The C-API#

The Python community has created an extensive set of modules written in C/C++, which can be imported from any Python code. By using CPython's C-API, these extension modules can access the interpreter and interact with managed objects from C/C++.

Many core built-in modules are written in C as an extension. Cython - a popular way of speeding up Python code - relies on C-API as well, so C-API support in Skybison Runtime is an essential feature.

NOTE: This document was written during early project planning stages. Parts of it may be out of date.

Reimplementation strategy#

What needs to be reimplemented? All functions that access object internals directly - functions that dereference a PyXyzObject object and read out a member or take the address of a member. For example, PyLong_FromLong directly accesses PyLongObject's member ob_digit. Given that PyLongObject is not a valid struct in the Runtime, this function will have to be rewritten.

The implementation of C-API functions is in Python/ and Objects/ directories in the CPython repo. We plan to reuse a subset of this code. Since C-API is fairly stable, our current plan is to just copy the implementation of safe functions into our sources.

One goal of the C-API reimplementation is to be able to reuse all native code in the Modules/ directory (built-in modules) with no source-level changes (with rare exceptions of misbehaving code).

History & Issues#

C-API has been developed over the course of decades. The biggest issue is that it's not separated from CPython runtime and it exposes many implementation details.

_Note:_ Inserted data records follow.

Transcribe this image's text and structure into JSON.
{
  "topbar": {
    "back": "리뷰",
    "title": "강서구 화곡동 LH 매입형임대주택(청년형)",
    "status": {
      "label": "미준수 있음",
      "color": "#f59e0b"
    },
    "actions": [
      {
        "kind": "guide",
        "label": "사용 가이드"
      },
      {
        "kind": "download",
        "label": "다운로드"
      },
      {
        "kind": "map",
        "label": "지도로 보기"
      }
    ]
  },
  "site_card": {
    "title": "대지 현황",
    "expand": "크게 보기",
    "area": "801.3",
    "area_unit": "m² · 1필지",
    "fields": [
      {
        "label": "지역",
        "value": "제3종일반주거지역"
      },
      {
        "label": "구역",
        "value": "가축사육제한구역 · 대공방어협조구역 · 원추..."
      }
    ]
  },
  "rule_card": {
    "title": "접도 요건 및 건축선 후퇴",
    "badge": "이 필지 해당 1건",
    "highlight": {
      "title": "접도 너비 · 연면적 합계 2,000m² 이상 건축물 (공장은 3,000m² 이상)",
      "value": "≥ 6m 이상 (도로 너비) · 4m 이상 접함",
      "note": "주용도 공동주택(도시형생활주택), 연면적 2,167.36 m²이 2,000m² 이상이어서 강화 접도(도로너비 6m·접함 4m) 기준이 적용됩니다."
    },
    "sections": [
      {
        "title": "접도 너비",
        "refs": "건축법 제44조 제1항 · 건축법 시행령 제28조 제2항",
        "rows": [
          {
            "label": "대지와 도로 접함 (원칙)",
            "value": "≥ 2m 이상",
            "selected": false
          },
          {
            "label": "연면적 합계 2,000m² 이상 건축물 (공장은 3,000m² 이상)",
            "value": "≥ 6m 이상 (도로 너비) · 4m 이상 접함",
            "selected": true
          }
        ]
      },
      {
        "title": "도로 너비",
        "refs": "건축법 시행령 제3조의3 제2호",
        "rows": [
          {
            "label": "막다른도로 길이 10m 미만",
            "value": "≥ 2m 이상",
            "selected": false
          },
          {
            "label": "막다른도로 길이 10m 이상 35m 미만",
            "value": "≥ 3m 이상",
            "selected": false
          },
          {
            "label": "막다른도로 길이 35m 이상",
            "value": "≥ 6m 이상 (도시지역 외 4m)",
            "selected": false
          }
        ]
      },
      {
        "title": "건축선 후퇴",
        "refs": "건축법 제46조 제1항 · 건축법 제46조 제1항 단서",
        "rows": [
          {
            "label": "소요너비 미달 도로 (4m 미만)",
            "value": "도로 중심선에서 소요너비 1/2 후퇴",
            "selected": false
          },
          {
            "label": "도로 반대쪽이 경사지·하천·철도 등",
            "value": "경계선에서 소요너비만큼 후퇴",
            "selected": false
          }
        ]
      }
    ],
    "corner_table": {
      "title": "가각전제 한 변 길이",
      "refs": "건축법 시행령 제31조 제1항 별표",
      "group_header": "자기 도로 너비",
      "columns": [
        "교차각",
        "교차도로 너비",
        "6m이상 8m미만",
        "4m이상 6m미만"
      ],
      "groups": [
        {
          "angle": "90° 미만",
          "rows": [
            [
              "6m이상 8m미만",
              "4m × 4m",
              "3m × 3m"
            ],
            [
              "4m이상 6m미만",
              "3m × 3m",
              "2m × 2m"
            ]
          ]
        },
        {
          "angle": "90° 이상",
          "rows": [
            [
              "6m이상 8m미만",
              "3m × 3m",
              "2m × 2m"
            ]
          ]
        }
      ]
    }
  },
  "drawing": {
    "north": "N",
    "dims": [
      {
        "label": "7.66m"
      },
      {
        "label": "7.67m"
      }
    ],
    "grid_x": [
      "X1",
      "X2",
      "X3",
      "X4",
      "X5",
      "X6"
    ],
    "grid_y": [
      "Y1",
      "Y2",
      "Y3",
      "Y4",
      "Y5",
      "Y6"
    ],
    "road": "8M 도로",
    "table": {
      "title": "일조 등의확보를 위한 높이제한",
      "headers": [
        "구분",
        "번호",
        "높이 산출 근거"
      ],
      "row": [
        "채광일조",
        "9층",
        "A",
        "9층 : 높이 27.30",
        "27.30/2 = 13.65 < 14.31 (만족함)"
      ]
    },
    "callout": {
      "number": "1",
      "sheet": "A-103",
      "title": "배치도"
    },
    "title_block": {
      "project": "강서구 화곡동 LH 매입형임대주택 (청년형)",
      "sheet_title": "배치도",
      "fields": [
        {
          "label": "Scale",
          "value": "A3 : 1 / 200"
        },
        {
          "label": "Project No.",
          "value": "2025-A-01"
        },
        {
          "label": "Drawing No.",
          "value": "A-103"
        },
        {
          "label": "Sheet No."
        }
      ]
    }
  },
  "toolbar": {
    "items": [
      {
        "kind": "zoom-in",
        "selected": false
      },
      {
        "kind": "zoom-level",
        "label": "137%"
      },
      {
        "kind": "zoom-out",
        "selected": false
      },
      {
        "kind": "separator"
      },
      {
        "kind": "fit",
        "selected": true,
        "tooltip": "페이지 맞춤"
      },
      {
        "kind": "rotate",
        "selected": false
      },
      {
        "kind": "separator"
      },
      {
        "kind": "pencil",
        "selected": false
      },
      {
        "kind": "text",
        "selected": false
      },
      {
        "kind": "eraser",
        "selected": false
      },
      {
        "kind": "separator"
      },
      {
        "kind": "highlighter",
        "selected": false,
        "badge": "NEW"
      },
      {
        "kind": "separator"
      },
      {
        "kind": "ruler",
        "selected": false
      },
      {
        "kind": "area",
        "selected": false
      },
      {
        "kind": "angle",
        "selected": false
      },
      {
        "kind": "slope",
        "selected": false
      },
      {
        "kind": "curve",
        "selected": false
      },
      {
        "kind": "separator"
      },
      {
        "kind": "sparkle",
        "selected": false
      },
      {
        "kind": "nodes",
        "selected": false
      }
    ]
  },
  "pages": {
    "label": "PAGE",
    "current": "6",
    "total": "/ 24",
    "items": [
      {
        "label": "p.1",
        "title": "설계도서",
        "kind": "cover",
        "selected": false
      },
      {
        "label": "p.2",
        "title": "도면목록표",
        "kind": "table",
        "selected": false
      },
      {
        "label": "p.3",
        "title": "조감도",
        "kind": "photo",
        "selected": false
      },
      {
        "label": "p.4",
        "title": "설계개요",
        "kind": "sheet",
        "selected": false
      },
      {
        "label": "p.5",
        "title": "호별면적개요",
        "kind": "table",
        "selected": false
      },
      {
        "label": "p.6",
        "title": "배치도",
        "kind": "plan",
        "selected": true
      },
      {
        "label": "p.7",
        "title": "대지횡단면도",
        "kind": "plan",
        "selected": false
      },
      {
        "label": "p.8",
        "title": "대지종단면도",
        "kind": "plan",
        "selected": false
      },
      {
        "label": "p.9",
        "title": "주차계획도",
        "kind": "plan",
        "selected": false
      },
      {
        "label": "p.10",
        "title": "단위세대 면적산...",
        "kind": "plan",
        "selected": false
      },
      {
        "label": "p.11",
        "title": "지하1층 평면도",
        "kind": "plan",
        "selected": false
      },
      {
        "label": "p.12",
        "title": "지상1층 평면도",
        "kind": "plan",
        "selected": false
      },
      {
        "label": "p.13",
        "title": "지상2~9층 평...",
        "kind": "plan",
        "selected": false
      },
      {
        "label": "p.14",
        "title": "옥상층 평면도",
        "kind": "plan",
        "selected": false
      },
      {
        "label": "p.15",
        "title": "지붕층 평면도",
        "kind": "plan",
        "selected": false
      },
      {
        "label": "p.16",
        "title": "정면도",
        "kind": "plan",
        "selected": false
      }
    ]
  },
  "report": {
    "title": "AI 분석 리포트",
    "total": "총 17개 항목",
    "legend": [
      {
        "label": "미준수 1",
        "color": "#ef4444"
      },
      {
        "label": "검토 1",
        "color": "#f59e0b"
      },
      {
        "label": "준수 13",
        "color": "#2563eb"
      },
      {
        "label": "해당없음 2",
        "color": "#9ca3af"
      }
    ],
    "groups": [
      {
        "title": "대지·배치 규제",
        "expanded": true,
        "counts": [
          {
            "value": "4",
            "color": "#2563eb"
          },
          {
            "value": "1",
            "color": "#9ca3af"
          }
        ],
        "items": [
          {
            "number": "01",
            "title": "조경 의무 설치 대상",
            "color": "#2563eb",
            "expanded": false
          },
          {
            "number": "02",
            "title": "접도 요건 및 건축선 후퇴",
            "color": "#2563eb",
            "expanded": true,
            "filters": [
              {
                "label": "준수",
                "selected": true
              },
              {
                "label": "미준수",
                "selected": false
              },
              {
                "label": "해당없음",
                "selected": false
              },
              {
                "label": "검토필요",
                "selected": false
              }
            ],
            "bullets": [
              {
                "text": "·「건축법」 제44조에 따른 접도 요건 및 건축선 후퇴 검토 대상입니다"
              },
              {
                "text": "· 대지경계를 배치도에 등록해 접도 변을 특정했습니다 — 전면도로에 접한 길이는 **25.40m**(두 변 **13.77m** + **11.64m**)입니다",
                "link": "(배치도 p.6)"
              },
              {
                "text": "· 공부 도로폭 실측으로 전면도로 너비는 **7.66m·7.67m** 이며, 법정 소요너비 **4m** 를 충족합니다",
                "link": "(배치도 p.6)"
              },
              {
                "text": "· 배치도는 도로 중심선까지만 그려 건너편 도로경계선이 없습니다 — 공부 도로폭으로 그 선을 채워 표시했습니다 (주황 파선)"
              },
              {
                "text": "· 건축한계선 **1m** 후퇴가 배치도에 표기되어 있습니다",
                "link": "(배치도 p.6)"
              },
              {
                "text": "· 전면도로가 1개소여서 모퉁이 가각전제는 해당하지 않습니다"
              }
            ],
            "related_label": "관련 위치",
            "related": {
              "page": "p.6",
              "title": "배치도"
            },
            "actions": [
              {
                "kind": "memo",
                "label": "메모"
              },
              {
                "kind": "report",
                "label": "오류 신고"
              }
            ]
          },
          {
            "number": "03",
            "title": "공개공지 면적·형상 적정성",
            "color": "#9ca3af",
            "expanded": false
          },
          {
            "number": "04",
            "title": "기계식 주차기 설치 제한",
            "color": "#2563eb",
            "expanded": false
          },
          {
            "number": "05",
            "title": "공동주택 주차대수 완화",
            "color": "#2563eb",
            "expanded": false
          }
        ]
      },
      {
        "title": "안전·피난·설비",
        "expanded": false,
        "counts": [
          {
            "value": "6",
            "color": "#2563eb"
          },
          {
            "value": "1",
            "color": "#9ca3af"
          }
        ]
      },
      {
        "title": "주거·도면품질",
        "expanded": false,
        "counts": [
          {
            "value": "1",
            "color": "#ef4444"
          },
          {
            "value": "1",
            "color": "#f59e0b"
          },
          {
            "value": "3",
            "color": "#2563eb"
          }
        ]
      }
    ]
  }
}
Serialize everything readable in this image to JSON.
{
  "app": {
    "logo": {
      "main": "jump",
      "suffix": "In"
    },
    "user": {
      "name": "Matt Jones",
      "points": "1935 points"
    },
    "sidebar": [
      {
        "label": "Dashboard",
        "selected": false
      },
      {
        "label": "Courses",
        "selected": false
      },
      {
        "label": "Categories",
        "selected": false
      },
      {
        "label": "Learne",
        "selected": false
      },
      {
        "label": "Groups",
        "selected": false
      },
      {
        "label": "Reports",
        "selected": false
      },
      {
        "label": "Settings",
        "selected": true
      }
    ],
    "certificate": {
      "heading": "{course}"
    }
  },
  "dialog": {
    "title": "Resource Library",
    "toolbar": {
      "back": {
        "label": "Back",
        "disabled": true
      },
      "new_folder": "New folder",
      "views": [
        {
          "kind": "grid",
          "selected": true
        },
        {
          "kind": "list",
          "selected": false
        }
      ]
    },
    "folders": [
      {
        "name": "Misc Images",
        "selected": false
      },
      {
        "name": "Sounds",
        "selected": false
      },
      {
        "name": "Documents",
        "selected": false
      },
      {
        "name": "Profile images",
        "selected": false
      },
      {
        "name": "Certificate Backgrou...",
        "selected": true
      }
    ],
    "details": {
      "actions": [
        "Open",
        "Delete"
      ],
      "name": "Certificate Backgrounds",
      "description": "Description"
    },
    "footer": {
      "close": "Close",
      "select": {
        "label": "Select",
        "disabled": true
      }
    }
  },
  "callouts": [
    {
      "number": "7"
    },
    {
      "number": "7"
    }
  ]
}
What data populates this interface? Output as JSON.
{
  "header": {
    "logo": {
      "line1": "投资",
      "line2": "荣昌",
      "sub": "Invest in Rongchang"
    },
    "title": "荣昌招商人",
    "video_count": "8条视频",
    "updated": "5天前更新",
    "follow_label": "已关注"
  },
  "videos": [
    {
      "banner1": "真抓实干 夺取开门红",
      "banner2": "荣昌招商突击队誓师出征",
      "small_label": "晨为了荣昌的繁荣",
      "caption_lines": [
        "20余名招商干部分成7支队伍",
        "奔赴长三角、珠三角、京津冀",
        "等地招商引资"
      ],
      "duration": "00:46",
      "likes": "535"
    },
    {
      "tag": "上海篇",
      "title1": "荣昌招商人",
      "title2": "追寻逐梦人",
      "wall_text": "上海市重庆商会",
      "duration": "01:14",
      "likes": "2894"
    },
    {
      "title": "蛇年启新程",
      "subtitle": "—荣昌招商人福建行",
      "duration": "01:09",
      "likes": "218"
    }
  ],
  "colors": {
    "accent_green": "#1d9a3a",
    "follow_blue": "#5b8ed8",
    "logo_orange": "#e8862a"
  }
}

When you create an extension, you include "Python.h", which transitively includes basically all CPython headers. Public CAPI functions typically start with Py_ (like PyLong_FromLong), while private functions start with _Py_ (like _Py_NewReference). But this is only a naming convention, extensions can technically use the private functions as well. This convention is also not followed in 100% of cases - _PyObject_New can be find in the docs as a public C-API function, for example.

We will unfortunately not be able to support all public C-APIs - in some cases even the interface relies on some implementation details. This is a known problem and we will need to migrate code using affected APIs (like the PyTypeObject APIs) to newer APIs (sometimes known as the Limited API) that enforce data-hiding. See compatible-c-extensions.md.

PyPy has not supported C-API in the beginning. It is now provided by the "CPyExt" subsystem. Check out this great article on the PyPy blog: Why emulating CPython C API is so Hard.

Here is a comprehensive summary of some other problems of current C-API design and some proposal on how to fix them: Design a new better C API for Python.

Recently, HPy has made excellent progress toward a better C-API.

PyObject* vs RawObject#

CPython represents all objects as PyObject* - pointers to a common base structure that has some basic fields like type and reference count. When an object is created, CPython just allocates an object of the right size on the heap - and the address never changes during the object lifetime.

This is the first and the most important problem we need to overcome. In Skybison Runtime, objects don't have to be allocated on the heap (immediate objects) and even heap-allocated objects can change the location during their lifetime because of a compacting GC.

All C-API functions and extensions work with PyObject* and can make the assumption that the object doesn't move. To support this, we allocate a special object on the heap for every object that needs to cross the boundary between Runtime and an extension module:

struct PyObject {
  RawObject reference;  // corresponding object
  long ob_refcnt;
}

In Runtime code, we wrap this object in a special class, ApiHandle, which provides some convenience functions:

Converting PyObject to RawObject is simple - we simply follow the reference pointer at the top of the structure. Converting RawObject to PyObject is not as straightforward. Runtime keeps a special table for this purpose (Runtime::apiHandles) - it maps RawObjects to ApiHandles.

This table is also important for the GC. If an extension keeps a reference an object, we can't delete the object even if there are no references to it in the runtime. For this reason, the garbage collector treats all objects in this table (with non-zero reference count) as roots.

How does this work for immediate types? PyObject is allocated on heap as usual and it contains the full RawObject. It's also added to the ApiHandles dictionary, which means that if you call PyUnicode_FromString("short") two times, you will get the same value (unlike with CPython).

Reference counting and borrowed references#

CPython uses a combination of reference counting and generational GC for memory management. As you see above, every PyObject* has a ob_refcnt field. All functions - including C/C++ extensions using C-API - need to update the reference count properly. This is typically done via Py_INCREF and Py_DECREF macros.

To simplify reference count management, reference ownership is used in the C-API documentation. "Owning a reference" means being responsible for calling Py_DECREF on it when it's no longer needed. See CPython docs for details.

Functions returning PyObject* return new references by default - this means the caller is the owner of the reference and has to call Py_DECREF or transfer the ownership. The other option is returning a borrowed references - see PyList_GetItem for example.
Functions taking PyObject* as an argument don't steal ownership of the reference by default. A few function do - like PyList_SetItem - in which case the caller is no longer responsible for decrementing reference count when it's no longer needed.

If a function returns a borrowed reference, or if it steals a reference to an argument, it's always clearly specified in the docs. CPython also provides a file with details on how different functions affect reference count: Doc/data/refcounts.dat (but note that it's not completely up to date).